Use this thread to discuss your questions and comments about how to run the lesson.



Yes! Questions for the responses are now in the downloadable csv file! I hope this is throughout. I download the questions to review the responses and sometimes several stages at a time so this is a big help! Thanks so much!


For my heuristic,
I. compressed phrases that repeated
2. compressed words that repeated
3. compressed parts of words that appear repeatedly
watch how much each of these contribute to the compression. My compression was 34.17%.

I realized that some words actually reduced rather than increasing the text compression.

Is the data getting lost? redirecting-why or why not would this process result in data being lost?
How can data be reconstructed? Using the dictionary


I compressed the poem, “She Sells Sea Shells”. I was able to get 25.84%. However, as I tried to add additional repeated patterns to the dictionary, the compression percentage went down.

My heuristic boiled down to the following steps:

  1. I looked for repeated phrases first and added them to the dictionary
  2. As I added phrases and/or words to the dictionary, I monitored the Compression %.
  3. If something I put in reduced the compression rate, I took it out of the dictionary.
  4. I continued compressing with additional repeated words.
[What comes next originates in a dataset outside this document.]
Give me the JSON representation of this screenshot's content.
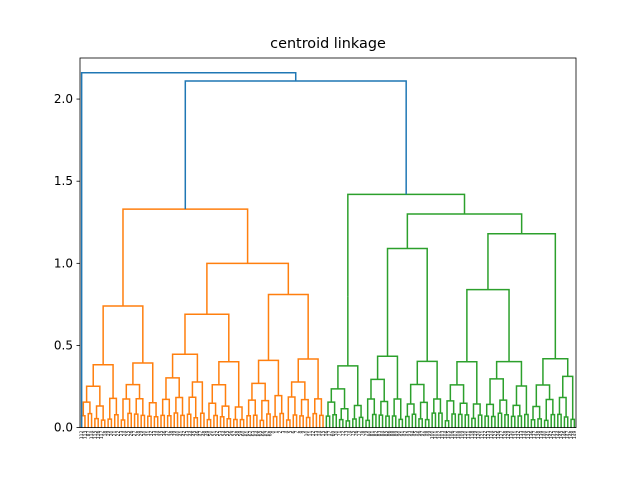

Reminding the students that trial and error is okay and that it will add to the challenge of these activities.


So this is the thing about this kind of text compression…there is always a tipping point where the amount of stuff in the dictionary overwhelms the benefits of the compression. (extreme example: if you added each individual character of the alphabet to the dictionary, you’ve now at least doubled the size of the “compressed” version since you now have to account for two characters were there was just one.

So what you want is to substitute a single characters for as many large groups of characters as possible.

What’s nuts is that there is no way to know what’s best, and what you choose to substitute first makes a difference. But you always reach the tipping point. For example, I’ve attached a screenshot of a way to do “she sells sea shells” that gets ~40% compression. And I followed basically the same heuristic you outlined!


My heuristic was to:
Look for repeating word combinations
Look for basic words